Quantitative Food Web Analysis to Detangle Restoration Effectiveness in Co-limited Habitats

Year: 2020
Presenter/s: John Jorgensen
Symposium Session: 2020 - 05 Assessing biotic response to environmental change
Topics covered: adaptive management and monitoring, amphibians, beavers, fish-cutthroat, fish-salmon, fish-steelhead, riparian, and stream


ABSTRACT

Quantifying carrying capacity in lotic ecosystems is central to identifying limiting factors and prioritizing restoration actions for native anadromous salmonid populations. Geomorphic and habitat-based monitoring metrics, models, and assessments are available to evaluate ongoing physical limitations in stream reaches.
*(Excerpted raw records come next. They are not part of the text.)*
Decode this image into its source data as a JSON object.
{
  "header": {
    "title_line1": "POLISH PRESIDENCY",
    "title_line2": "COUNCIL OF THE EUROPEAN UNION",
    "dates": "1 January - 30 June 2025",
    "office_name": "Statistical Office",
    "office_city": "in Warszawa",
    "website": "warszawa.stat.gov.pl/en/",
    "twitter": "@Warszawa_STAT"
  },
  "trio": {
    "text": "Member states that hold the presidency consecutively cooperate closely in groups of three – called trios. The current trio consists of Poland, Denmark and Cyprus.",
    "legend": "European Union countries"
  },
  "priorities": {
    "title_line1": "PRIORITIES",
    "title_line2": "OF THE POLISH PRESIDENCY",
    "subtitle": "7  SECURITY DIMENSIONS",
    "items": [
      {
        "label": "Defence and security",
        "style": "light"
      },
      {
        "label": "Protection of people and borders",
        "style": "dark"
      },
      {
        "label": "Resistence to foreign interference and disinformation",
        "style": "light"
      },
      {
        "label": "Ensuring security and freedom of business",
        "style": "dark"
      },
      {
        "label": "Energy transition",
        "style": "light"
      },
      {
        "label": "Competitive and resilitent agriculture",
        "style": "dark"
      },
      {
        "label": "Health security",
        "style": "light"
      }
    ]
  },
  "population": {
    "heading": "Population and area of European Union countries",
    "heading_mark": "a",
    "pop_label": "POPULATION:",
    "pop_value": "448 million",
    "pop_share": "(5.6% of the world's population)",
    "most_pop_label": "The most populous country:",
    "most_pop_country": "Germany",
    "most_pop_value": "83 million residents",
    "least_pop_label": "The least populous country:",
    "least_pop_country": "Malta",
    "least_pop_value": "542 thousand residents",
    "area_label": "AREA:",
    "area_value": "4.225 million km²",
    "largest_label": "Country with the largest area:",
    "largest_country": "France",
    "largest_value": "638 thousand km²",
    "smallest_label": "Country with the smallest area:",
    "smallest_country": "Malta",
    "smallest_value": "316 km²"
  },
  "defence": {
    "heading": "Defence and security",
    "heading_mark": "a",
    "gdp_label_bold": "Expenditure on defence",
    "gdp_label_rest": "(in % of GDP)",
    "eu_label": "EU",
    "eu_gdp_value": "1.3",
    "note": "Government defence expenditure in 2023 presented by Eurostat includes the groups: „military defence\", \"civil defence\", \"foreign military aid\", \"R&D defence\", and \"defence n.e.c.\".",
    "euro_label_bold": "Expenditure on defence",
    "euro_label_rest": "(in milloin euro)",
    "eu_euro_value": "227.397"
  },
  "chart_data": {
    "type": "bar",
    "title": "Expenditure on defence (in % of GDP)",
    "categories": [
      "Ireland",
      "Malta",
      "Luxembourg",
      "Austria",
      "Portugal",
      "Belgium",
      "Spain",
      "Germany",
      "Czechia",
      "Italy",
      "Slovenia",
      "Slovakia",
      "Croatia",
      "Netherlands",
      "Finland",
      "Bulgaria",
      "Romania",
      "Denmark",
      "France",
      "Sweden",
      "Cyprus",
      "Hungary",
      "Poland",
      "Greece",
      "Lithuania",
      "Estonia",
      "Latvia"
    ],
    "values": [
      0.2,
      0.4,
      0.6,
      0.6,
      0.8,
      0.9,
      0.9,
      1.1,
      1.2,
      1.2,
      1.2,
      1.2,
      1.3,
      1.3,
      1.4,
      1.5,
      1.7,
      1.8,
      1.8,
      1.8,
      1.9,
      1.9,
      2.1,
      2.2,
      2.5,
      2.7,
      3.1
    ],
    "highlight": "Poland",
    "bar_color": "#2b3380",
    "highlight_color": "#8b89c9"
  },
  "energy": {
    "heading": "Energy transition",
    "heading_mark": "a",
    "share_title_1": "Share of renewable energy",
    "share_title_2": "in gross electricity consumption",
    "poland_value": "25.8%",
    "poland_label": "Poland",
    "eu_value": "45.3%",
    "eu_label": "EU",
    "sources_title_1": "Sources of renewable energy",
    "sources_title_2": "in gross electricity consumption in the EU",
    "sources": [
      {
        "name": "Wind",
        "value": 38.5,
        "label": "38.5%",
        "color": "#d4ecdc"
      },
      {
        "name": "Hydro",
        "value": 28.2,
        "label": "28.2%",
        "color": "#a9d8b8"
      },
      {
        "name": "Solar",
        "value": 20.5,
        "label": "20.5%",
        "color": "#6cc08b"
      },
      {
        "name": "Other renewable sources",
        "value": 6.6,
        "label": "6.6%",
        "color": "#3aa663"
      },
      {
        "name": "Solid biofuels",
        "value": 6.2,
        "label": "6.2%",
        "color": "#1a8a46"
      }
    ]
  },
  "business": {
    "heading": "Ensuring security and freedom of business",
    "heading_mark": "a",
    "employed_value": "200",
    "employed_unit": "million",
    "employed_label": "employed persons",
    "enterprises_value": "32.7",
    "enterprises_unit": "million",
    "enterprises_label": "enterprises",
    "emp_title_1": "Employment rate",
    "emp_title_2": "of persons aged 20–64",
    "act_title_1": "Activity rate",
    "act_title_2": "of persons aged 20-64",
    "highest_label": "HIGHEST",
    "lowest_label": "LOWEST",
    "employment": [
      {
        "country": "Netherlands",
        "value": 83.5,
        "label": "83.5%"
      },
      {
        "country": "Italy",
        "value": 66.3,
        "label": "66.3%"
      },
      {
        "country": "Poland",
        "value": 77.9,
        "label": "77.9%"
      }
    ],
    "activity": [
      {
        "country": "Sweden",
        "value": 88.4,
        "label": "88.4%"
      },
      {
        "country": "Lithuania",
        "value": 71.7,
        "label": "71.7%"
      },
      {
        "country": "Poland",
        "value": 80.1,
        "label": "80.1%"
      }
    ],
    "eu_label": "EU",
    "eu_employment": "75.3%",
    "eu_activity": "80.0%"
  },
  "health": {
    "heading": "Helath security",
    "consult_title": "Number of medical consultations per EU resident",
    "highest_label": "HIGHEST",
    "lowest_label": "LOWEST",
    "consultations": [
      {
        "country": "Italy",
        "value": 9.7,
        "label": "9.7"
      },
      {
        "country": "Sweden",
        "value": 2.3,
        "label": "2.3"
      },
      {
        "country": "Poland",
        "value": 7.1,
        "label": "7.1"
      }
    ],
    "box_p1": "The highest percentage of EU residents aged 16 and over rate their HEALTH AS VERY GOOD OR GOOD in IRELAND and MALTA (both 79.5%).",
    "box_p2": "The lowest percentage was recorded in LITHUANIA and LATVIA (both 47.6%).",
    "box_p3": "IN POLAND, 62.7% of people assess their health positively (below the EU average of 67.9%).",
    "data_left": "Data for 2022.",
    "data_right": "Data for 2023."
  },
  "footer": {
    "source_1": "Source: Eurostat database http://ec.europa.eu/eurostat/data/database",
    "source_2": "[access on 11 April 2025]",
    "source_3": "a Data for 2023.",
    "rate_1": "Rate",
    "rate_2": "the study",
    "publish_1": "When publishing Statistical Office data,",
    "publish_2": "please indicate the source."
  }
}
However, these approaches have inherently limited ability to resolve ongoing uncertainties of biologically mediated limitation, such as food preference, food availability, and competition with non-native species. Further, biological assessment tools that use static metrics (abundance, biomass and diversity) cannot directly measure energetic limitations (food availability and trophic routing), and therefore remain inadequate for quantitatively defining biotic limitations, contributing to carrying capacity. Thus, alternative monitoring protocols and subsequent analytical procedures are needed to capture food web processes that directly affect energetic routing.
To understand the effectiveness of habitat restoration treatments designed to increase carrying capacity in co-limited streams, we measured food web responses within a spring creek over multiple years in the Upper Columbia River Basin (WA). We used trophic basis of production and bioenergetic methods to identify and quantify co-limited drivers.

Here we present and discuss: 1) a quantitative food web approach and its associated advantages and disadvantages in the context of stream restoration, 2) initial project results using estimates of energy routing to evaluate habitat restoration and potential impacts of non-native fish, and 3) a new quantitative analysis tool (R package) and its application in a broader management context.